Intune is good, but it doesn’t mean it’s free of gaps. And scripting is one of the clearest examples of this. Scripting remains central to Windows administration, especially in complex environments where IT teams need to remediate issues quickly, configure systems beyond baseline policy controls, or handle exceptions at scale. Intune supports PowerShell scripting and continues to expand script-related capabilities, including reporting and remediations. But the administrative experience still depends on prerequisites, assignment logic, monitoring steps, and execution conditions that teams must actively manage. PowerShell scripts do not simply run at every sign-in by default and depend on the Intune Management Extension service and device eligibility.
That is not to say that PowerShell is ineffective. It means the operational burden does not disappear just because a feature exists.
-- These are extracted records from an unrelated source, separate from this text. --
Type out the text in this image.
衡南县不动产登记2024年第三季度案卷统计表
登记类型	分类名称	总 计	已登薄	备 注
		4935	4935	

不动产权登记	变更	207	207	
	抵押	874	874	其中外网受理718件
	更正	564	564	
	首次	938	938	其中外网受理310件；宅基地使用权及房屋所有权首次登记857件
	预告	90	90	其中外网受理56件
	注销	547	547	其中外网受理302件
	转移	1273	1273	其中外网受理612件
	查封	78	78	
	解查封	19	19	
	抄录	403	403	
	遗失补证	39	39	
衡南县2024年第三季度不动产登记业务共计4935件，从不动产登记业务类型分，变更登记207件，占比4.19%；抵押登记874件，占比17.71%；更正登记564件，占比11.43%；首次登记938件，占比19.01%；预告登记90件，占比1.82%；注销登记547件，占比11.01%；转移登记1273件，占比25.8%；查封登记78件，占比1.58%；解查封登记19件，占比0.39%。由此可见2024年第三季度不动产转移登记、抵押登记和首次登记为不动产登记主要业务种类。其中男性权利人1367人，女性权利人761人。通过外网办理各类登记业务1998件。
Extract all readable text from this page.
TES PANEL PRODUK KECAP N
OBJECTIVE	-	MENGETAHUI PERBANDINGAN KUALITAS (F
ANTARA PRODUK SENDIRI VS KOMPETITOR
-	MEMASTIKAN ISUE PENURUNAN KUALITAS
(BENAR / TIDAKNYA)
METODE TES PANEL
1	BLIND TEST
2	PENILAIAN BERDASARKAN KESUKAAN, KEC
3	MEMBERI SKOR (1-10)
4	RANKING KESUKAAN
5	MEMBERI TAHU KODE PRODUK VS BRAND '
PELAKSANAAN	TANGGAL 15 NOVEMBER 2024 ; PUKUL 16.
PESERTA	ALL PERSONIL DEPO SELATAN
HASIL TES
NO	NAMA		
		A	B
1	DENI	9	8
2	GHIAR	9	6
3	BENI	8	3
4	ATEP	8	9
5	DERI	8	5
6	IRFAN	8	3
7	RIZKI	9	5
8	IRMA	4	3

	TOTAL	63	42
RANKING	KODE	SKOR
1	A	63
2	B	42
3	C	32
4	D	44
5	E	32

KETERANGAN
In real-world environments, admins judge management workflows by how repeatable, observable, and easy to troubleshoot they are under pressure.
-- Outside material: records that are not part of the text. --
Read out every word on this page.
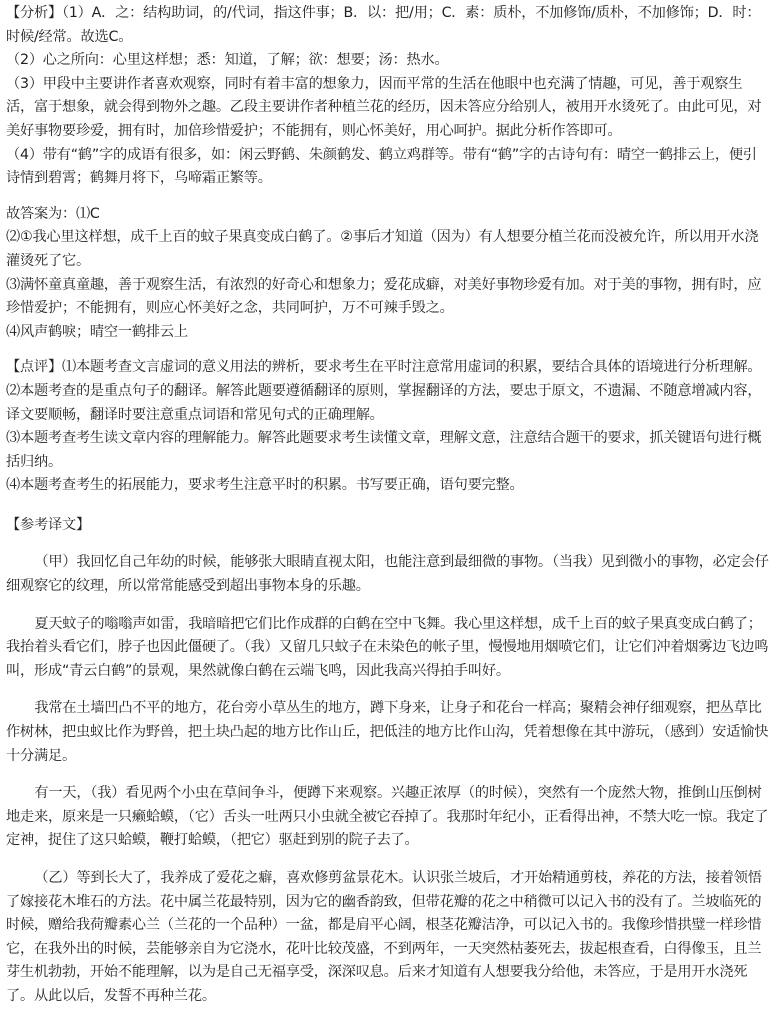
【分析】（1）A．之：结构助词，的/代词，指这件事；B．以：把/用；C．素：质朴，不加修饰/质朴，不加修饰；D．时：时候/经常。故选C。

（2）心之所向：心里这样想；悉：知道，了解；欲：想要；汤：热水。

（3）甲段中主要讲作者喜欢观察，同时有着丰富的想象力，因而平常的生活在他眼中也充满了情趣，可见，善于观察生活，富于想象，就会得到物外之趣。乙段主要讲作者种植兰花的经历，因未答应分给别人，被用开水烫死了。由此可见，对美好事物要珍爱，拥有时，加倍珍惜爱护；不能拥有，则心怀美好，用心呵护。据此分析作答即可。

（4）带有“鹤”字的成语有很多，如：闲云野鹤、朱颜鹤发、鹤立鸡群等。带有“鹤”字的古诗句有：晴空一鹤排云上，便引诗情到碧霄；鹤舞月将下，乌啼霜正繁等。

故答案为：⑴C

⑵①我心里这样想，成千上百的蚊子果真变成白鹤了。②事后才知道（因为）有人想要分植兰花而没被允许，所以用开水浇灌烫死了它。

⑶满怀童真童趣，善于观察生活，有浓烈的好奇心和想象力；爱花成癖，对美好事物珍爱有加。对于美的事物，拥有时，应珍惜爱护；不能拥有，则应心怀美好之念，共同呵护，万不可辣手毁之。

⑷风声鹤唳；晴空一鹤排云上

【点评】⑴本题考查文言虚词的意义用法的辨析，要求考生在平时注意常用虚词的积累，要结合具体的语境进行分析理解。

⑵本题考查的是重点句子的翻译。解答此题要遵循翻译的原则，掌握翻译的方法，要忠于原文，不遗漏、不随意增减内容，译文要顺畅，翻译时要注意重点词语和常见句式的正确理解。

⑶本题考查考生读文章内容的理解能力。解答此题要求考生读懂文章，理解文意，注意结合题干的要求，抓关键语句进行概括归纳。

⑷本题考查考生的拓展能力，要求考生注意平时的积累。书写要正确，语句要完整。

【参考译文】

（甲）我回忆自己年幼的时候，能够张大眼睛直视太阳，也能注意到最细微的事物。（当我）见到微小的事物，必定会仔细观察它的纹理，所以常常能感受到超出事物本身的乐趣。

夏天蚊子的嗡嗡声如雷，我暗暗把它们比作成群的白鹤在空中飞舞。我心里这样想，成千上百的蚊子果真变成白鹤了；我抬着头看它们，脖子也因此僵硬了。（我）又留几只蚊子在未染色的帐子里，慢慢地用烟喷它们，让它们冲着烟雾边飞边鸣叫，形成“青云白鹤”的景观，果然就像白鹤在云端飞鸣，因此我高兴得拍手叫好。

我常在土墙凹凸不平的地方，花台旁小草丛生的地方，蹲下身来，让身子和花台一样高；聚精会神仔细观察，把丛草比作树林，把虫蚁比作为野兽，把土块凸起的地方比作山丘，把低洼的地方比作山沟，凭着想像在其中游玩，（感到）安适愉快十分满足。

有一天，（我）看见两个小虫在草间争斗，便蹲下来观察。兴趣正浓厚（的时候），突然有一个庞然大物，推倒山压倒树地走来，原来是一只癞蛤蟆，（它）舌头一吐两只小虫就全被它吞掉了。我那时年纪小，正看得出神，不禁大吃一惊。我定了定神，捉住了这只蛤蟆，鞭打蛤蟆，（把它）驱赶到别的院子去了。

（乙）等到长大了，我养成了爱花之癖，喜欢修剪盆景花木。认识张兰坡后，才开始精通剪枝，养花的方法，接着领悟了嫁接花木堆石的方法。花中属兰花最特别，因为它的幽香韵致，但带花瓣的花之中稍微可以记入书的没有了。兰坡临死的时候，赠给我荷瓣素心兰（兰花的一个品种）一盆，都是肩平心阔，根茎花瓣洁净，可以记入书的。我像珍惜拱璧一样珍惜它，在我外出的时候，芸能够亲自为它浇水，花叶比较茂盛，不到两年，一天突然枯萎死去，拔起根查看，白得像玉，且兰芽生机勃勃，开始不能理解，以为是自己无福享受，深深叹息。后来才知道有人想要我分给他，未答应，于是用开水浇死了。从此以后，发誓不再种兰花。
The same applies to policy deployment. Intune’s Windows update framework is mature, with update rings, feature update policies, and reporting designed to help organizations balance rollout control with user productivity. But it still leaves administrators with a difficult coordination problem: different device groups, different update tolerances, different user experiences, and different compliance requirements often need to be managed simultaneously.
Traditional management transitions are often framed as replacement projects. The assumption is that once a new platform is selected, the old approach should be phased out as quickly as possible. That sounds efficient on paper. In practice, it can create unnecessary risk.
Windows environments are rarely uniform enough for that kind of clean handoff. Large organizations often manage a mix of remote users, office-based employees, frontline devices, branch setups, and systems that still depend on long-standing Configuration Manager processes or on-premises infrastructure. In such cases, a quick and complete replacement effort can be highly disruptive.
Microsoft’s co-management framework is built around the idea that organizations may need both Configuration Manager and Intune during their transition, and that workloads can be moved intentionally over time. Microsoft also positions cloud attach as a way to extend existing Configuration Manager investments into the cloud without requiring immediate disruption. The cloud attach guidance explicitly emphasizes phased enablement, while the setup flow includes recommended defaults to simplify onboarding rather than forcing organizations to redesign everything from day one.
That is an important shift in mindset. It suggests that successful modernization is not about replacing the most technology in the shortest amount of time. It is about reducing friction while protecting continuity.
Co-management supports that outcome because it lets IT teams evaluate change in smaller, more manageable steps. They can test how a new management layer performs on a subset of devices, move selected workloads, compare support impact, and expand only when the results justify it. Workloads can even be moved between platforms based on organizational needs, which reinforces the point that modernization is often iterative rather than absolute.
What makes co-management compelling is not simply that it supports more than one management relationship. It is that it aligns with how enterprise change actually works.
The first major advantage is reduced migration risk. Teams can introduce a secondary management layer in stages, validate behavior on limited device groups, and shift workloads only when they are confident in the operational outcome. That staged approach is far more realistic than an all-at-once transition, especially in environments where endpoint stability is directly tied to user productivity and support volume.
The second advantage is protection of existing investment. Many enterprises have no reason to abandon their Microsoft 365 identity, security, and management foundations. Their goal is not to walk away from the Microsoft stack. Their goal is to remove friction from the workflows that slow their teams down. Co-management makes that possible because it does not require organizations to give up established Microsoft integrations in order to experiment with a better operational model.
The third advantage is that it creates room for evidence-based change. Instead of making platform decisions based on roadmap promises, IT teams can test how an added MDM or UEM layer actually improves Windows operations. Since Windows devices can be managed through MDM policies, providers have real scope to reduce friction around policy deployment, scripting, remediation, app management, and remote troubleshooting.
Co-management makes it possible to evaluate those gains in a live environment, on real devices, with real workflows, before expanding further. That gives IT teams a much stronger basis for long-term decisions than an all-at-once migration. For modern IT teams, that is often the smarter path. Not a dramatic cutover, but a controlled evolution. Not a rip-and-replace project, but a management model that lets enterprises modernize at their own pace, preserve what still works, and adopt better workflows where they matter most.